Campbell Bay, Sept 23: Great Nicobar has been in a communication coma since September 20, and the silence is deafening—not just because Airtel and BSNL towers are dead, but because the government-backed communication lifeline has collapsed without a backup plan, exposing the failure of the very agencies that once promised digital connectivity as a right and not a privilege.
A suspected fault in the undersea optical fiber cable has plunged Great Nicobar and its neighbouring islands into a total blackout, cutting mobile networks, broadband, and financial transactions in one stroke. Residents are left scrambling for cash in long queues outside the only cooperative bank still able to function in offline mode.
The Department of Telecommunications and BSNL remain silent, offering no answers and no timelines. On the ground, the reality is brutal—UPI payments don’t work, ATMs are dead, government employees cannot reach their families, and ordinary citizens are cut off from the mainland with no way to even make a call.
This was the same CANI cable project that the Centre hailed as a game-changer in 2020, promising fast and reliable internet for the islands.
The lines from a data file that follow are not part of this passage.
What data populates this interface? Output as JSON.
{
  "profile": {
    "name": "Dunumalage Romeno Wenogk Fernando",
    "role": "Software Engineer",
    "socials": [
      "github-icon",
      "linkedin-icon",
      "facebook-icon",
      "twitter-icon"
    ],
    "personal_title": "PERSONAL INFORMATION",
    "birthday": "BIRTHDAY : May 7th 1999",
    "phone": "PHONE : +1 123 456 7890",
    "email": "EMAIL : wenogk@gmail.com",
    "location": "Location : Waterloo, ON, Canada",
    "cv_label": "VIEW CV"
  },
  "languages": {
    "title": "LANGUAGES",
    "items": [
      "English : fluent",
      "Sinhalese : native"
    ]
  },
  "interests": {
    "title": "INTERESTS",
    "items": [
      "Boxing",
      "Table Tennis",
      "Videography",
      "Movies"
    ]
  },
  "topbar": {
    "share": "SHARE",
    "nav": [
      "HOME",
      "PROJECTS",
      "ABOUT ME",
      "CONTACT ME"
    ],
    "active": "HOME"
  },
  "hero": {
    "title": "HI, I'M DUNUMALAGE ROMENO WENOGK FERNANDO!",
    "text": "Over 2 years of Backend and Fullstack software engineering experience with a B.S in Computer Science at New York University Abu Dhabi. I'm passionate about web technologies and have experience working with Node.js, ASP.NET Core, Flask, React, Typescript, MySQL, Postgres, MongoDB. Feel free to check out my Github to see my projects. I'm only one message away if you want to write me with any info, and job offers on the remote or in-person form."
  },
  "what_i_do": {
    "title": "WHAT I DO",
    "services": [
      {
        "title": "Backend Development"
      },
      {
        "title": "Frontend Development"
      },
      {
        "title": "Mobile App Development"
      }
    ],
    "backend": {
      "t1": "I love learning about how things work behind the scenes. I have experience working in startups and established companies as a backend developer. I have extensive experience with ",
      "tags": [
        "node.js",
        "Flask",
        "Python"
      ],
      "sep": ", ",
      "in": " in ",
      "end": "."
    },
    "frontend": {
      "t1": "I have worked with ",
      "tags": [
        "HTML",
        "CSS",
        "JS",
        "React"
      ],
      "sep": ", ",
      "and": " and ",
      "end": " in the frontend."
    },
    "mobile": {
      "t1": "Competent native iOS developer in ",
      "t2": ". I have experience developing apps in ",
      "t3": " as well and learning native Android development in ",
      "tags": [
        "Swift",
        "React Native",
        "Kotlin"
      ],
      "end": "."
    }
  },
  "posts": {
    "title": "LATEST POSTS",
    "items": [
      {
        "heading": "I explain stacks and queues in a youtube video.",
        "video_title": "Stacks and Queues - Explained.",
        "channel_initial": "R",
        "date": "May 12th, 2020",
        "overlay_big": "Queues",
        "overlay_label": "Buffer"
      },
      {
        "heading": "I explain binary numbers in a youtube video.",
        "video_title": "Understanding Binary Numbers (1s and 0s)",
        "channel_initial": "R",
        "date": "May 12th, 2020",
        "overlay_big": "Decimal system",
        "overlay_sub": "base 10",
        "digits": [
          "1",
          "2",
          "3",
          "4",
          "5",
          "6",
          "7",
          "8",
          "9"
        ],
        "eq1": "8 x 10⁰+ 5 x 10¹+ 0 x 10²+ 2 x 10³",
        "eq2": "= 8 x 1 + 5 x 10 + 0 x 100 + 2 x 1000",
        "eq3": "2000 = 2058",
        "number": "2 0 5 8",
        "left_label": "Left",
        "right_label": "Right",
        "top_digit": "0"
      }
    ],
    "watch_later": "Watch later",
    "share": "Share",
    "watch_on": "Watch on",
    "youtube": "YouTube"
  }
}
Yet, five years on, one fault has exposed its fragility and the complete absence of contingency planning—as if a whole population of taxpayers could simply be switched off at will.
The few copper-line connections limping on satellite bandwidth are a cruel reminder that while technology exists to keep the islands connected, the will to invest in redundancy and repair ships does not. Airtel, with over 3,000 subscribers, has offered no visible initiative. BSNL’s FTTH lines serving more than 700 customers remain dead. The restoration effort so far has been a farce, with a temporary 2G signal sputtering for barely half an hour before vanishing again.
Sources now warn repairs could take months, requiring specialized ships and equipment. But what rankles most is the silence from the very agencies mandated to keep India’s farthest frontiers connected. In the absence of communication, there is no trade, no trust, and no governance—only queues outside a bank and the sinking realization that the islands have been abandoned in the dark.